Whole-Kidney Lysates and Immunoprecipitation

For whole-kidney lysates, 13±0.1 mg of perfused C57BL/6, TrkC-KO, or TrkC-OE mouse kidney was homogenized in 500 µl of ice-cold IP buffer (20 mM Tris-HCl pH 7.4, 20 mM NaCl, 1 mM EDTA, 50 mM NaF, 10 mM Na₄P₂O₇, 1% Triton-X-100) containing protease and phosphatase inhibitors, then mechanically lysed by passing first through a 20-gauge syringe needle (five times) and then through a 27-gauge syringe needle (five times), and rested on ice for 30 minutes. Lysates were then centrifuged at 14,000 × g for 20 minutes at 4°C, and supernatants were used for immunoprecipitation or western blot analysis.

For immunoprecipitation, TrkC antibody was bound to Protein G Sepharose 4 Fast Flow beads (GE Healthcare Life Sciences) for 1 hour at 4°C while rotating before immunoprecipitation using 1 µl of antibody per 20 µl of beads. Beads were then washed with IP buffer and whole-kidney lysates were loaded on the beads; an input of 5% of the loaded lysates was kept. Immunoprecipitation was achieved overnight with rotating at 4°C; thereafter, the beads were washed three times with dilution buffer (10 mM Tris-HCl pH 7.5, 300 mM NaCl, 0.5 mM EDTA) and were then taken up in Laemmli buffer. Input and beads were boiled for 5 minutes at 95°C and then used for western blot.

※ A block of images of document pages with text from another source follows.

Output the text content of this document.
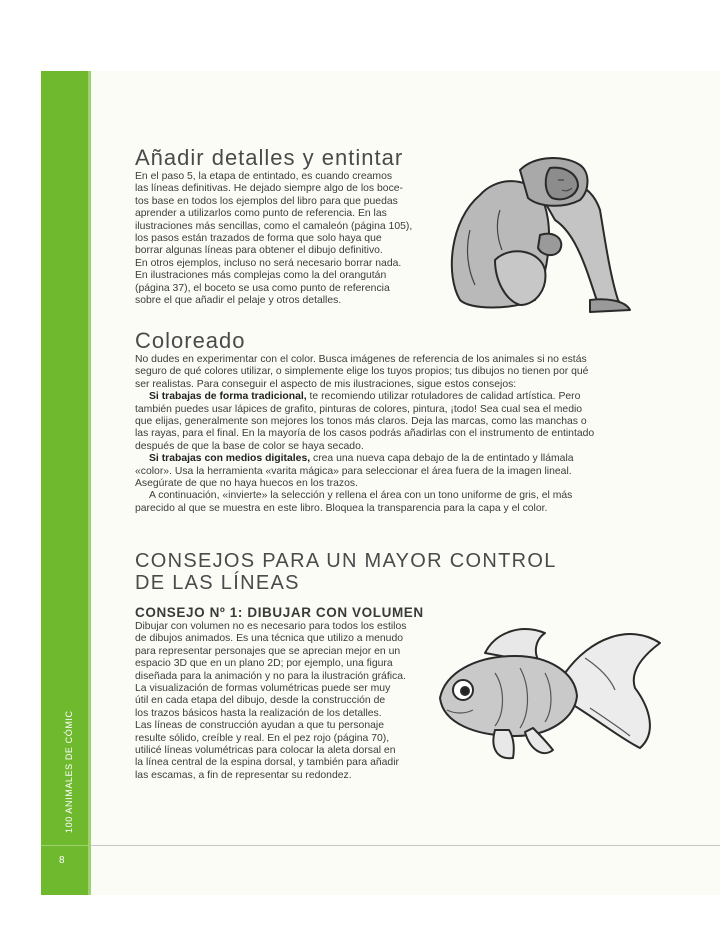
100 ANIMALES DE CÓMIC
8
Añadir detalles y entintar

En el paso 5, la etapa de entintado, es cuando creamos

las líneas definitivas. He dejado siempre algo de los boce-

tos base en todos los ejemplos del libro para que puedas

aprender a utilizarlos como punto de referencia. En las

ilustraciones más sencillas, como el camaleón (página 105),

los pasos están trazados de forma que solo haya que

borrar algunas líneas para obtener el dibujo definitivo.

En otros ejemplos, incluso no será necesario borrar nada.

En ilustraciones más complejas como la del orangután

(página 37), el boceto se usa como punto de referencia

sobre el que añadir el pelaje y otros detalles.

Coloreado

No dudes en experimentar con el color. Busca imágenes de referencia de los animales si no estás

seguro de qué colores utilizar, o simplemente elige los tuyos propios; tus dibujos no tienen por qué

ser realistas. Para conseguir el aspecto de mis ilustraciones, sigue estos consejos:

Si trabajas de forma tradicional, te recomiendo utilizar rotuladores de calidad artística. Pero

también puedes usar lápices de grafito, pinturas de colores, pintura, ¡todo! Sea cual sea el medio

que elijas, generalmente son mejores los tonos más claros. Deja las marcas, como las manchas o

las rayas, para el final. En la mayoría de los casos podrás añadirlas con el instrumento de entintado

después de que la base de color se haya secado.

Si trabajas con medios digitales, crea una nueva capa debajo de la de entintado y llámala

«color». Usa la herramienta «varita mágica» para seleccionar el área fuera de la imagen lineal.

Asegúrate de que no haya huecos en los trazos.

A continuación, «invierte» la selección y rellena el área con un tono uniforme de gris, el más

parecido al que se muestra en este libro. Bloquea la transparencia para la capa y el color.

CONSEJOS PARA UN MAYOR CONTROL
DE LAS LÍNEAS
CONSEJO Nº 1: DIBUJAR CON VOLUMEN

Dibujar con volumen no es necesario para todos los estilos

de dibujos animados. Es una técnica que utilizo a menudo

para representar personajes que se aprecian mejor en un

espacio 3D que en un plano 2D; por ejemplo, una figura

diseñada para la animación y no para la ilustración gráfica.

La visualización de formas volumétricas puede ser muy

útil en cada etapa del dibujo, desde la construcción de

los trazos básicos hasta la realización de los detalles.

Las líneas de construcción ayudan a que tu personaje

resulte sólido, creíble y real. En el pez rojo (página 70),

utilicé líneas volumétricas para colocar la aleta dorsal en

la línea central de la espina dorsal, y también para añadir

las escamas, a fin de representar su redondez.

Microarray Analysis of Human Kidney Biopsy Samples

Human renal biopsy specimens and Affymetrix microarray expression data were obtained within the framework of the European Renal cDNA Bank–Kröner-Fresenius Biopsy Bank after informed consent and with approval of the local ethics committees.⁴⁶ After renal biopsy, the tissue was transferred to RNase inhibitor and microdissected into glomeruli and tubulointerstitium and further processed as described before.⁴⁷ Fragmentation, hybridization, staining, and imaging were performed according to the Affymetrix Expression Analysis Technical Manual (Affymetrix). Published datasets of glomerular samples were used in this study (GSE99340, LD data from: GSE32591, GSE37463). Analysis included datasets from patients with DN (n=14), minimal change disease (MCD) (n=14), FSGS (n=23), and membranous nephropathy (n=21). Pretransplantation kidney biopsy samples from living donors (n=42) were used as control renal tissue. CEL file normalization was performed with the Robust Multichip Average method using RMAExpress (Version 1.0.5) and the human Entrez‐Gene custom CDF annotation from Brain Array version 18 (http://brainarray.mbni.med.umich.edu/Brainarray/default.asp). To identify differentially expressed genes, the Significance Analysis of Microarrays (SAM) method was applied using the SAM function in Multiple Experiment Viewer (TiGR MeV, version 4.9).⁴⁸ A Q value below 5% was considered to be statistically significant.

Statistical Analyses

Statistics and graphs were created using GraphPad PRISM software v5. All data are shown as mean with SEM. At least three independent experiments were performed and analyzed using a t test (two-tailed, unpaired) or two-way ANOVA with Bonferroni post hoc analysis, as specified.